20/04/16 'Ndrangheta, scacco al clan Mancuso: 23 arresti

VIBO VALENTIA. Scacco della polizia, carabinieri e guardia di finanza nelle province di Vibo Valentia, Cosenza, Como, Monza, per l'esecuzione di un provvedimento di fermo emesso dalla Procura distrettuale antimafia di Catanzaro nei confronti di 23 presunti boss e affiliati al clan dei Mancuso, operante nel vibonese, ed alle cosche collegate Accorinti, La Rosa e Grande, attive nei comuni del litorale.

 L'operazione, denominata "Costa pulita", è stata condotta da personale delle squadre mobili di Vibo Valentia e Catanzaro e dello Sco della Polizia di Stato, dai carabinieri del reparto operativo di Vibo Valentia e della Compagnia di Tropea e dai finanzieri del Gico di Catanzaro. Indagini dirette dai pm Camillo Falvo e Pierpaolo Bruni e coordinate dal procuratore della Repubblica facente funzioni Giovanni Bombardieri. Accuse di associazione di stampo mafioso, estorsione, intestazione fittizia di beni, detenzione e porto illegale di armi e sostanze esplodenti. Indagati anche ex amministratori locali.

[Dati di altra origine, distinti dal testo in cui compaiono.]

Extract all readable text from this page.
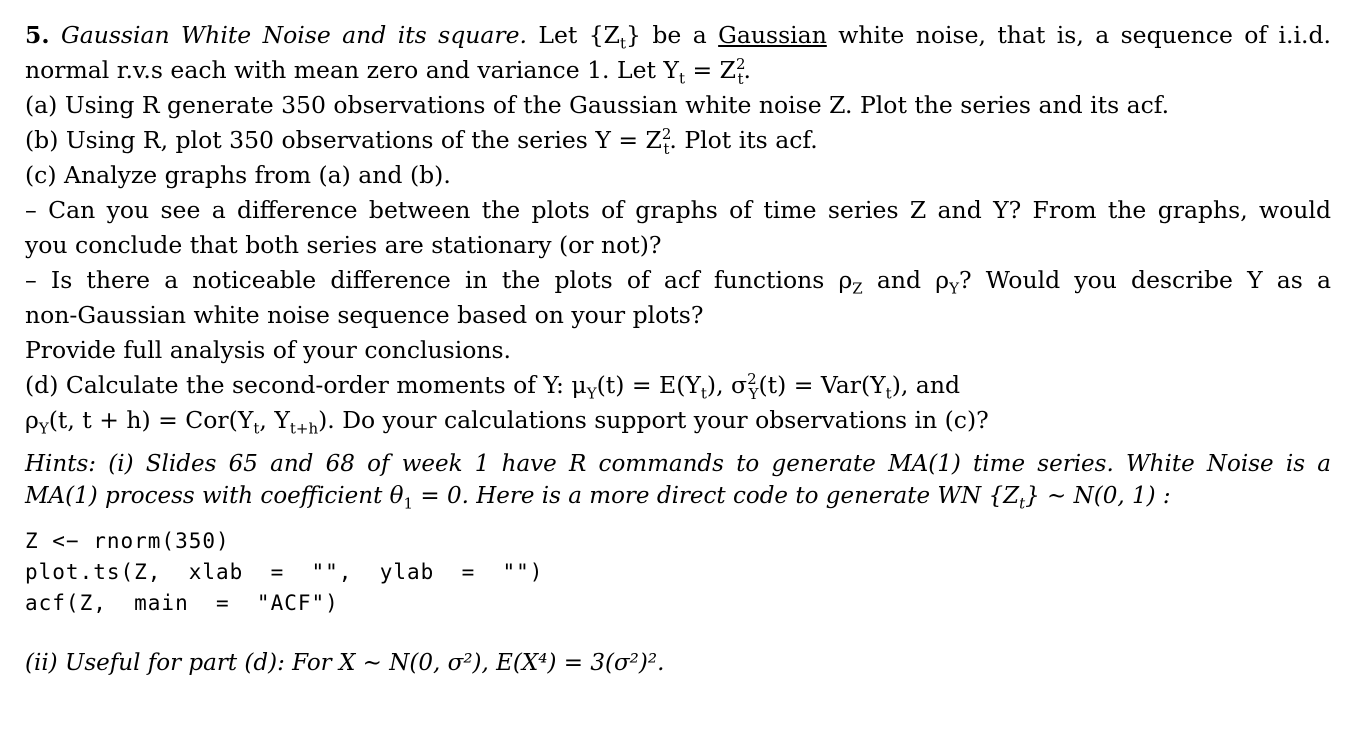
5. Gaussian White Noise and its square. Let $\{Z_t\}$ be a Gaussian white noise, that is, a sequence of i.i.d.
normal r.v.s each with mean zero and variance 1. Let $Y_t = Z^2_t$.
(a) Using R generate 350 observations of the Gaussian white noise Z. Plot the series and its acf.
(b) Using R, plot 350 observations of the series $Y = Z^2_t$. Plot its acf.
(c) Analyze graphs from (a) and (b).
– Can you see a difference between the plots of graphs of time series Z and Y? From the graphs, would
you conclude that both series are stationary (or not)?
– Is there a noticeable difference in the plots of acf functions $\rho_Z$ and $\rho_Y$? Would you describe Y as a
non-Gaussian white noise sequence based on your plots?
Provide full analysis of your conclusions.
(d) Calculate the second-order moments of Y: $\mu_Y(t) = E(Y_t)$, $\sigma^2_Y(t) = Var(Y_t)$, and
$\rho_Y(t$, $t + h) = Cor(Y_t$, $Y_{t+h}$). Do your calculations support your observations in (c)?
Hints: (i) Slides 65 and 68 of week 1 have R commands to generate MA(1) time series. White Noise is a
MA(1) process with coefficient $\theta_1 = 0$. Here is a more direct code to generate WN $\{Z_t\}$ ∼ N(0, 1) :
Z <− rnorm(350)
plot.ts(Z,  xlab  =  "",  ylab  =  "")
acf(Z,  main  =  "ACF")
(ii) Useful for part (d): For X ∼ N(0, σ²), E(X⁴) = 3(σ²)².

   Concorso esterno in associazione mafiosa: è l'accusa ipotizzata dalla Dda di Catanzaro nei confronti di Andrea Niglia, presidente della Provincia di Vibo e sindaco di Briatico dichiarato incandidabile il 20 marzo scorso dalla Corte di Cassazione, indagato in stato di libertà nell'inchiesta "Costa pulita". La casa di Niglia è stata perquisita stamani. Secondo l'accusa, in qualità di sindaco di Briatico, si sarebbe attivato per favorire la cosca Accorinti. In particolare, per la Procura, l'ex primo cittadino avrebbe posto in essere "condotte riservate e fraudolente tese a salvaguardare l'attività del villaggio Green Garden costituente una delle principali fonti di guadagno della cosca". Niglia era stato eletto presidente della Provincia di Vibo il 28 settembre 2014 con l'appoggio dei renziani del Pd, esponenti di Ncd, Forza Italia e Fratelli d'Italia. Il 20 marzo scorso la Cassazione ha stabilito l'incandidabilità e quindi la decadenza. Contro questa decisione lo stesso Niglia ha annunciato di aver avviato un'azione di sospensiva e revoca dell'atto.